Authentic Friendship

Buddy seeks to be friends with all those he meets, whether it’s his new family, a little girl in the doctor’s waiting office, or the man he shares “syrup” with in the mailroom. He wants everybody to have a friend. Rather than keeping his head down and moving with the rest of the world, Buddy looks to those around him. He engages with Carolyn in the doctor’s office and finds out what she wants for Christmas. He looks to his coworker in the mailroom and listens to his story. While exploring New York, he stops in a coffee shop just to congratulate them for their coffee.

Like Buddy, I can be pretty awkward. But I know that every single person I meet on campus deserves a friend. I may not be able to be the person to do that for all of them, but being a missionary means encountering them in daily moments. Christ’s joy always trumps my own awkwardness.

 

Vision of Spiritual Multiplication

Though Buddy brings joy to all those around him and wants to be their friends, there are really only two people he deeply invests in: Michael, his brother, and Jovie, his girlfriend. He pours into these two, teaching them about the Christmas spirit and showing them what it means to be people who are truly happy.
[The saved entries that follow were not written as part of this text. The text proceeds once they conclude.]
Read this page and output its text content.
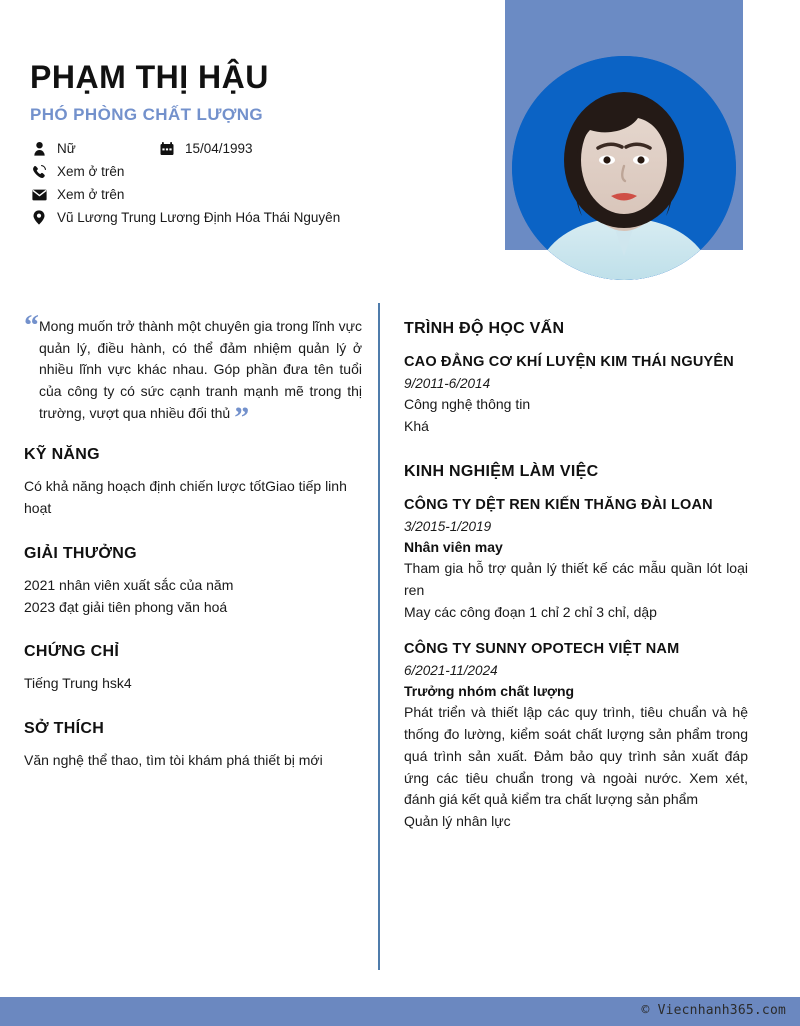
PHẠM THỊ HẬU
PHÓ PHÒNG CHẤT LƯỢNG
Nữ	15/04/1993
Xem ở trên
Xem ở trên
Vũ Lương Trung Lương Định Hóa Thái Nguyên
“ Mong muốn trở thành một chuyên gia trong lĩnh vực quản lý, điều hành, có thể đảm nhiệm quản lý ở nhiều lĩnh vực khác nhau. Góp phần đưa tên tuổi của công ty có sức cạnh tranh mạnh mẽ trong thị trường, vượt qua nhiều đối thủ ”

KỸ NĂNG

Có khả năng hoạch định chiến lược tốtGiao tiếp linh hoạt

GIẢI THƯỞNG

2021 nhân viên xuất sắc của năm

2023 đạt giải tiên phong văn hoá

CHỨNG CHỈ

Tiếng Trung hsk4

SỞ THÍCH

Văn nghệ thể thao, tìm tòi khám phá thiết bị mới

TRÌNH ĐỘ HỌC VẤN

CAO ĐẲNG CƠ KHÍ LUYỆN KIM THÁI NGUYÊN

9/2011-6/2014

Công nghệ thông tin

Khá

KINH NGHIỆM LÀM VIỆC

CÔNG TY DỆT REN KIẾN THĂNG ĐÀI LOAN

3/2015-1/2019

Nhân viên may

Tham gia hỗ trợ quản lý thiết kế các mẫu quần lót loại ren

May các công đoạn 1 chỉ 2 chỉ 3 chỉ, dập

CÔNG TY SUNNY OPOTECH VIỆT NAM

6/2021-11/2024

Trưởng nhóm chất lượng

Phát triển và thiết lập các quy trình, tiêu chuẩn và hệ thống đo lường, kiểm soát chất lượng sản phẩm trong quá trình sản xuất. Đảm bảo quy trình sản xuất đáp ứng các tiêu chuẩn trong và ngoài nước. Xem xét, đánh giá kết quả kiểm tra chất lượng sản phẩm

Quản lý nhân lực

© Viecnhanh365.com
At the climax of the movie, Santa’s sleigh crashes. It runs on Christmas spirit, something New York was greatly lacking in. And though Buddy was the one who had been spreading the Christmas spirit with those he encountered, it was the two people he had been investing in who got an entire crowd of people outside of Central Park to start singing Christmas carols. This is ultimately what gave Santa’s sleigh enough spirit to fly again.

We might just be one missionary on a college campus. We can’t reach everyone. Instead we can pour into a few people, walking with them daily, and model for them a life of discipleship with Christ. These few can do the same for others. In this way, we create enough zeal for the Gospel to make and a lasting hope for others.

The Gospel is so much greater than a generic “Christmas spirit.” In fact, the real Christmas spirit is one of evangelization. This thing has happened that we have been waiting for all our lives! God has become man! He’s here! He’s one of us! I can know him! And now I need to tell the world!  God has given us Himself, the greatest gift any person could ever receive. Shouldn’t we be at least as joyful, at least as dedicated as Buddy?